Portland wins if Carleton executes at the level that made her one of the more reliable veterans in the league over the past four seasons, the home crowd generates the kind of energy that has been a genuine factor in every Moda Center game this week, and Portland's defensive structure limits Van Lith's shot creation enough to keep this game in a range where Sidiakova's team can compete in the fourth quarter.

Prediction: Connecticut -2. The Sun are 0-4 and desperate, but they have more talent than Portland and Griner's interior presence gives them a consistent scoring option that the Fire's frontcourt cannot match. Computer models project Connecticut at approximately 57% win probability — a modest edge that reflects the talent gap while acknowledging Portland's legitimate home-court advantage.
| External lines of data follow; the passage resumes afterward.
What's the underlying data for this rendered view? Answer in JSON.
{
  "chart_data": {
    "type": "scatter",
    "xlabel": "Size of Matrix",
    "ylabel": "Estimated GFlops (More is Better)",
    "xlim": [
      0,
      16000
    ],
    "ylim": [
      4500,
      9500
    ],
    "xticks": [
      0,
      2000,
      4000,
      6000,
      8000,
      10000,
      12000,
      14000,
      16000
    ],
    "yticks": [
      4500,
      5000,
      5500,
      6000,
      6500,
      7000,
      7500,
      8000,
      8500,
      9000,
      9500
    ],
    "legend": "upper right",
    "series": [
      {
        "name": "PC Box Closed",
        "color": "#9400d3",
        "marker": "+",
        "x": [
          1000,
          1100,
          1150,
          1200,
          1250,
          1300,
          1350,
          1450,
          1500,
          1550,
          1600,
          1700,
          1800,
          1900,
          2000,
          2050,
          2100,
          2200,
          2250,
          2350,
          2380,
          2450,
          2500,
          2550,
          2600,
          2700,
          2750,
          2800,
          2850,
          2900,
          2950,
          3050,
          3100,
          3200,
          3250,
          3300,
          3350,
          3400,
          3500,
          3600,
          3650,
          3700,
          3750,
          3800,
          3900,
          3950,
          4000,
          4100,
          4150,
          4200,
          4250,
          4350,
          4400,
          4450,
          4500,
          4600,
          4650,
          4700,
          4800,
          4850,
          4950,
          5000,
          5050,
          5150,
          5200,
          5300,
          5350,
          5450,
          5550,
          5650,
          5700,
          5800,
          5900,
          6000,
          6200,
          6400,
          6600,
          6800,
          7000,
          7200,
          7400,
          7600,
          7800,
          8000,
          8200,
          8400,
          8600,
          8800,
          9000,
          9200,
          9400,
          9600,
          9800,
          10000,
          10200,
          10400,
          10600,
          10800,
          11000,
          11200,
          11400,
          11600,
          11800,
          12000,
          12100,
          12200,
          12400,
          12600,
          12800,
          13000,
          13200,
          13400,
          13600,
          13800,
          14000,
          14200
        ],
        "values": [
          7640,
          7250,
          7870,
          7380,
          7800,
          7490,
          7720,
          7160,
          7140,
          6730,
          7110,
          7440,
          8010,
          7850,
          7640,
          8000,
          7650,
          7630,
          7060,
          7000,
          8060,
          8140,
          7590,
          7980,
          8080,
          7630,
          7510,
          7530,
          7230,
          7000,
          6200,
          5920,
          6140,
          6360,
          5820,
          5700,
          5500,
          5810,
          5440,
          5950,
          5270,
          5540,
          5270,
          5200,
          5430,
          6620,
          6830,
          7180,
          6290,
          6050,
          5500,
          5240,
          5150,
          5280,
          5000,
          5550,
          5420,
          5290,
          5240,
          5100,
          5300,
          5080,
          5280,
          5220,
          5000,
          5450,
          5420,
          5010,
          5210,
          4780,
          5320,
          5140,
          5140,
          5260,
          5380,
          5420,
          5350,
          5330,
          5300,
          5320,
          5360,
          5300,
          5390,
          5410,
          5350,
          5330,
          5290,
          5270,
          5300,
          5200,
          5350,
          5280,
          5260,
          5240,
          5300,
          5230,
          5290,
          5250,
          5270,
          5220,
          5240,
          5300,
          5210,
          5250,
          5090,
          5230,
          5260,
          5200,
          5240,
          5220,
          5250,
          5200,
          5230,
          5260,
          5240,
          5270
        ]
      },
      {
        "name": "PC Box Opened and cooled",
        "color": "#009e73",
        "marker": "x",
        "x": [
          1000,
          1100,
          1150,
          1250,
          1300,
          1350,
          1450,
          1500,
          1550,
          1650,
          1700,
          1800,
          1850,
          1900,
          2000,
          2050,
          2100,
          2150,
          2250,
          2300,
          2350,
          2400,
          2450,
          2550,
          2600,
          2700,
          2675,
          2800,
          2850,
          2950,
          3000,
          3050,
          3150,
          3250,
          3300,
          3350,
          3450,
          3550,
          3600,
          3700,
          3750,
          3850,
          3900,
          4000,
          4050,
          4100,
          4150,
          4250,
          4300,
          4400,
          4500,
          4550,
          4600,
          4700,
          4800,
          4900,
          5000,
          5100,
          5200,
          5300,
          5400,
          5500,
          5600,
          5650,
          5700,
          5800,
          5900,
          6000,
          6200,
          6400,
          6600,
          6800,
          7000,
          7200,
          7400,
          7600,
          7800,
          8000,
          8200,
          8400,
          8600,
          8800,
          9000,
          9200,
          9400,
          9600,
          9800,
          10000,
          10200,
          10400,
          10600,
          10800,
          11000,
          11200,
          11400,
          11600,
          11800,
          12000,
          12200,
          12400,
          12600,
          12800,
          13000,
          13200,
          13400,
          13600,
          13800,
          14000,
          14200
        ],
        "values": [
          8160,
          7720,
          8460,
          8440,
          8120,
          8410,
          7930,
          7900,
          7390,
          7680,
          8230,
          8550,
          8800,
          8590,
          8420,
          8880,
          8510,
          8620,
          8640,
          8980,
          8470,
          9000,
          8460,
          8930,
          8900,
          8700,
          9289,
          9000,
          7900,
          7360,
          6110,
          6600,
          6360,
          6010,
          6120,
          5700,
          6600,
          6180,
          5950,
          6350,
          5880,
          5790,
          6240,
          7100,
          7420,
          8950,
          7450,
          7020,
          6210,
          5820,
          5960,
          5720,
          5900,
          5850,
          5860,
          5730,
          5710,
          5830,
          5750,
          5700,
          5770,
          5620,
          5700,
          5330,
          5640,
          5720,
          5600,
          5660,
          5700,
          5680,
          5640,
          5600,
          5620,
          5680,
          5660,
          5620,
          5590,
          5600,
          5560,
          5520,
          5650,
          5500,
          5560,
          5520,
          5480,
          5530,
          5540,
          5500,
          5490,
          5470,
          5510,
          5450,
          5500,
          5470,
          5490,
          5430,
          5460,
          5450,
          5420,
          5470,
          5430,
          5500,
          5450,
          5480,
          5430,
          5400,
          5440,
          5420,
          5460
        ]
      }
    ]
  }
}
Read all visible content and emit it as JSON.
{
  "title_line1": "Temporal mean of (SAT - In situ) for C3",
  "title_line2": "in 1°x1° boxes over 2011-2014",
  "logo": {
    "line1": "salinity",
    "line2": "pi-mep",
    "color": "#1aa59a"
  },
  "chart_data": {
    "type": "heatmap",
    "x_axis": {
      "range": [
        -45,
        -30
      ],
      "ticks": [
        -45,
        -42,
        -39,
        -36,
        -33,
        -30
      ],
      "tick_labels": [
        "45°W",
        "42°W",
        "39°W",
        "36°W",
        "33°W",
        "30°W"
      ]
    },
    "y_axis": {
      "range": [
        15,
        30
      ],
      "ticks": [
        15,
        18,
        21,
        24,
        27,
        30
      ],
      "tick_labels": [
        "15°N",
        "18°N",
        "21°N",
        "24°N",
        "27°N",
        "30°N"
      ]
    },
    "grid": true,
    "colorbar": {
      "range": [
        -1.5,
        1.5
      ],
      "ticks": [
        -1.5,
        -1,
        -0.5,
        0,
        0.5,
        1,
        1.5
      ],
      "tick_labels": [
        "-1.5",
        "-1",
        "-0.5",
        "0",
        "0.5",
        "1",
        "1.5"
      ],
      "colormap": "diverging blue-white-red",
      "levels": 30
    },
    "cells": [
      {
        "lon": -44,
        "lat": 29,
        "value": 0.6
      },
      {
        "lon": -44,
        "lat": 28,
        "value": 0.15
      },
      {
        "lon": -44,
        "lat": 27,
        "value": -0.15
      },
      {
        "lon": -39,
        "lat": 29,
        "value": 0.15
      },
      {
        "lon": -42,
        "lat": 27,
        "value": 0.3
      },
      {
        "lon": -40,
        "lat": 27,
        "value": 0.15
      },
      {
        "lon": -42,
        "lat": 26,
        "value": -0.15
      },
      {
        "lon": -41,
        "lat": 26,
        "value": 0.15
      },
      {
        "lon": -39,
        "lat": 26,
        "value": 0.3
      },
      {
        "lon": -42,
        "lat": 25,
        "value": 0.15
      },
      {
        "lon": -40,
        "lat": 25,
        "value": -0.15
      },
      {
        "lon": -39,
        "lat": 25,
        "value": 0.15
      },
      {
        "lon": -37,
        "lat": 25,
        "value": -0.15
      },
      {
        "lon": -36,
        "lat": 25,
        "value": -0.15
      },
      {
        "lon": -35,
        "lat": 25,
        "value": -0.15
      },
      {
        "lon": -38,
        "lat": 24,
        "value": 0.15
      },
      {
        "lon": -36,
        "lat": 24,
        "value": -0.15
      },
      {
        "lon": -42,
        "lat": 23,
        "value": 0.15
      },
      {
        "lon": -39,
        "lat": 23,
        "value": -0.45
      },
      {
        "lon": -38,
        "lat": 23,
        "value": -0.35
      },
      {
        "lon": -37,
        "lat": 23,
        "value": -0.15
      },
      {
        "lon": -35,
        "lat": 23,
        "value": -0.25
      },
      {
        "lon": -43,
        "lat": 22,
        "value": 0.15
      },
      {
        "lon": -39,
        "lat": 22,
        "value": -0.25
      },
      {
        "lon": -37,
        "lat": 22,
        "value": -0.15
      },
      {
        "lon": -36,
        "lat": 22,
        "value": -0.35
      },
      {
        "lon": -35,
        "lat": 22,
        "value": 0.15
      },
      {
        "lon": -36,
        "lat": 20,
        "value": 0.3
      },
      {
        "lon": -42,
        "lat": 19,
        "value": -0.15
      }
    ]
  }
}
Sun win their first and cover.

What to Watch For Today & Tonight.

Bueckers-Citron is the individual story of the evening — two of the best young players in the league, facing each other with legitimate stakes on both sides, in a Peacock national window that was built for exactly this kind of matchup. The Connecticut-Portland game is quieter but consequential: a Sun win gets the Sunset Season back on track; a Portland win would make it four days running where the Fire proved they belong in the conversation with established teams.